Assay Cascade Application Process
The Nanotechnology Characterization Laboratory (NCL) solicits nanotechnology strategies from academia, industry, and government. Desired nanotechnology proposals include, but are not limited to, strategies that incorporate image contrast agents, cancer therapeutics, and targeting receptors or ligands. Given the large number of candidate nanomaterials that could be submitted to the NCL for characterization, a set of evaluation criteria will be applied to proposed nanotechnology strategies to aid in their selection and prioritization. A panel of scientists with expertise in chemistry, immunology, toxicology, pharmacology, and cancer biology will review and evaluate the proposals.
Application Process for NCL's Assay Cascade Characterization Program
The NCL solicits applications four times per year, with deadlines on the first business days of March, June, September, and December each year. The application process is conducted in two parts:
Part 1 is a four-page white paper application that describes the concept. The white paper is intended to provide reviewers with an introduction to your nanoformulation, the data previously generated, and areas where NCL could potentially provide further data. Applications are reviewed within 45 days of the application deadline.
Part 2 is a full proposal. The most promising white papers (i.e., nanotechnology strategies) will be asked to submit full proposals for part 2 of the application process. This proposal can be in the form of an oral presentation to the review committee or a written proposal. Invited applicants will be provided comments from the review committee on the evaluation of their white paper that they should address in their part 2. The part 2 proposals are due three months after receipt of the invitation letter and decisions are typically returned in about two weeks.
Characteristics of Proposed Therapeutic, Vaccine, and Diagnostic Concepts to be Addressed in Your White Paper Submission
To apply for NCL Assay Cascade characterization of your lead nanotechnology concept, please use this White Paper Application.
- Demonstrated Efficacy
Discuss findings from safety and efficacy studies. Studies should include all appropriate controls (e.g., standard of care comparison, nontargeted controls, etc.), use a cancer model appropriate to your intended indication, and use the intended clinical route of administration. Given the competitive nature of the application process, preference is given to applications that have in vivo efficacy data as opposed to only in vitro data.
- Anticipated Impact of Strategy
Describe the projected clinical use of the material and the basic biological mechanisms of action. What is the strategy's advantage when compared with existing therapeutics and diagnostics? If the strategy has benefits due to targeting or specificity, discuss the specific underlying mechanisms and include data to support these claims. Describe any significant findings related to safety or pharmacology endpoints, comparing these results with current therapeutics or devices.

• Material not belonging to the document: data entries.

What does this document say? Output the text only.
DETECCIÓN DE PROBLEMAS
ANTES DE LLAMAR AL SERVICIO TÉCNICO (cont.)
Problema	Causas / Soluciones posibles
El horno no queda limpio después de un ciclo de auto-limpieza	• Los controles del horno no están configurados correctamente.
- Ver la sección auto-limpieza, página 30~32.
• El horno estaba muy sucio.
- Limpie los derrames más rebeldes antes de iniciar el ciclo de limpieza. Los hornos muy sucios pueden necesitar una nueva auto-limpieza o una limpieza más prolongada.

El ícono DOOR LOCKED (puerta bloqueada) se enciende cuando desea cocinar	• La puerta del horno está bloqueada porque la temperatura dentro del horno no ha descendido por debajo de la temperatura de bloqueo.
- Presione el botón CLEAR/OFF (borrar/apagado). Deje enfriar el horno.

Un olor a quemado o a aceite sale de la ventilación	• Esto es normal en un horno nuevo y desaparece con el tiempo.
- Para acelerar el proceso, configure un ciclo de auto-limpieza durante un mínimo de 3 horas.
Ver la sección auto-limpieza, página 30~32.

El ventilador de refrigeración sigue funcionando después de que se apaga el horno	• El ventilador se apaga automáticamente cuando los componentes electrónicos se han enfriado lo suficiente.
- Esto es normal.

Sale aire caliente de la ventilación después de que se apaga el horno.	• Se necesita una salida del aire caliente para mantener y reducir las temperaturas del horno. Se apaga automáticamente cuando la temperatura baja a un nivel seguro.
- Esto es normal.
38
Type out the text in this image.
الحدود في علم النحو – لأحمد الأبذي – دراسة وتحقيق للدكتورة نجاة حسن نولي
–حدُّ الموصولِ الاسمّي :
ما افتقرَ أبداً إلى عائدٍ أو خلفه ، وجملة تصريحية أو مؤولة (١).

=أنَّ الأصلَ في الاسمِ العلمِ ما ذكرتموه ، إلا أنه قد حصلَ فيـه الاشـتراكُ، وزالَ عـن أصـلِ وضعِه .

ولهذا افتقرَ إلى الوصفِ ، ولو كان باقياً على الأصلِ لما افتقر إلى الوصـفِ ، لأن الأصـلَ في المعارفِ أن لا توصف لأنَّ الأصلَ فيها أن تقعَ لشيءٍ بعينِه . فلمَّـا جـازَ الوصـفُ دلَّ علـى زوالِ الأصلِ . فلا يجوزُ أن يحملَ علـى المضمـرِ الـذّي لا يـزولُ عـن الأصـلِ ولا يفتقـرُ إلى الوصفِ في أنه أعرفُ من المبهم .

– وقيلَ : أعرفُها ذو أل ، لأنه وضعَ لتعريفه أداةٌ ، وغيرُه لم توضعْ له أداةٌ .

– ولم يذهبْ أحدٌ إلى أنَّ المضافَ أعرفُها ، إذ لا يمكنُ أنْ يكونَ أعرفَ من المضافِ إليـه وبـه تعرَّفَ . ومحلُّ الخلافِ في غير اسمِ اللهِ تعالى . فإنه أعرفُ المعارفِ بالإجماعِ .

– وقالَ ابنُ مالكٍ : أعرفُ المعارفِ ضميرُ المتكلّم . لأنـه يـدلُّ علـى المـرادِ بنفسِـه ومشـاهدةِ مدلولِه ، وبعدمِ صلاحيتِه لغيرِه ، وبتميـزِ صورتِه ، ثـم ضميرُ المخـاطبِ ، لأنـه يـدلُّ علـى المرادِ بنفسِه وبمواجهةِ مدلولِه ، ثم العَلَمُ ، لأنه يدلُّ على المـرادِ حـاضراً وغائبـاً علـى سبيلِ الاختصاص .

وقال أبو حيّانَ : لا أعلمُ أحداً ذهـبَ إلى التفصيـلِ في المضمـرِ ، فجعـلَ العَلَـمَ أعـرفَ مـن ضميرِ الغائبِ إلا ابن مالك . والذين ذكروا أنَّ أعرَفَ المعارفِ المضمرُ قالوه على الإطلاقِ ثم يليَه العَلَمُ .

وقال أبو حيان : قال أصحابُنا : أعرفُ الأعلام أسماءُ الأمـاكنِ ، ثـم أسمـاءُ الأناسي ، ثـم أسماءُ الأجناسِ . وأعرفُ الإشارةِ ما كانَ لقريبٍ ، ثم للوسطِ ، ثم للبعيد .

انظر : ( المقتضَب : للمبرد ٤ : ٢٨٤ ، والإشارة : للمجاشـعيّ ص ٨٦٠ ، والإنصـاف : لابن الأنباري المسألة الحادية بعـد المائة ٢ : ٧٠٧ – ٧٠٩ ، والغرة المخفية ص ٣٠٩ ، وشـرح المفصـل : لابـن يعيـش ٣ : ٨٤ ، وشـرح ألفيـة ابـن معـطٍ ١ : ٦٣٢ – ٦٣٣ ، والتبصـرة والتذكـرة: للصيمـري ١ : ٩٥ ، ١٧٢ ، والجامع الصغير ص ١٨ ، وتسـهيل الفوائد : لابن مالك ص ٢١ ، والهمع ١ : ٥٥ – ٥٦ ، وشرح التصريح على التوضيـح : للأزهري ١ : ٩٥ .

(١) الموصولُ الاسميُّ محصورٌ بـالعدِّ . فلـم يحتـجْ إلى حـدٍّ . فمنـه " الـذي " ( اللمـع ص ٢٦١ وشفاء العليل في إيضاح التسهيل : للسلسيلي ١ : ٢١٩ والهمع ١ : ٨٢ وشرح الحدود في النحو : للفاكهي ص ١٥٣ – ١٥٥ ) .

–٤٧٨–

- Previous Characterization of Material
Supply detailed information on assays previously used to characterize the material and discuss lot-to-lot variability. If the variability is large, physical and biological assays will not provide meaningful data, and the concept is not likely to be accepted into the program. In addition discuss the shelf-life stability of the formulation. Since the NCL Assay Cascade involves extended characterization efforts, a minimal shelf-life of 3 months will be required for acceptance into the program.
- Manufacturing Process; Compatibility with Scale-Up
Briefly describe the manufacturing process and steps used during purification. Discuss impurities that may be present in the final product. Provide information on the current batch size of nanomaterial (e.g., milligram, gram, or kilogram scale). Discuss potential obstacles associated with producing enough material for completing the NCL Assay Cascade evaluation studies.
- Inherent Toxicity of Nanotechnology Concept
Include information on relevant safety issues related to the production, purification, handling and use of the nanomaterial. For example, if the nanomaterial contains a known toxic compound, discuss how the strategy overcomes or mitigates potential adverse health effects.
- Plan or Strategy to Transition the Concept to Clinical Use
Information related to teaming with industry, non-profit, academic, or other government partners in the translation effort is of interest to the NCL. If applicable, describe steps previously taken toward translation of the nanomaterial to clinical use. Discuss possible sponsors for future studies or trials and arrangements with commercial production firms. Discuss intellectual property issues related to the material, especially if the material uses licenses or represents an improvement or modification of an existing material or production process. If applicable, a brief summary of similar or closely related antecedents or approaches to the submitted nanomaterial should be described.
Characteristics of Proposed SAR Studies, Technology Advancements, and Method Development Efforts to be Addressed in White Paper Submission
To apply for NCL assistance with your SAR study, technology advancement, or method development projects, please use this White Paper Application.
- Unaddressed Need
Discuss specific gaps in the current state of cancer nanotechnology which the SAR study will fill or the limitations/needs that the technology or method will address.
- Advantages Over Existing Approaches
Discuss advantages of your approach/technology over those currently used in the field of cancer nanotechnology.
- Anticipated Impact
Discuss the impact of the proposed SAR, technology or method on cancer nanotechnology.
- Requested Assistance
Discuss the needs for your SAR study or technology/method development which NCL might assist with. Please reference the instrumentation and protocol capabilities of the NCL’s Assay Cascade.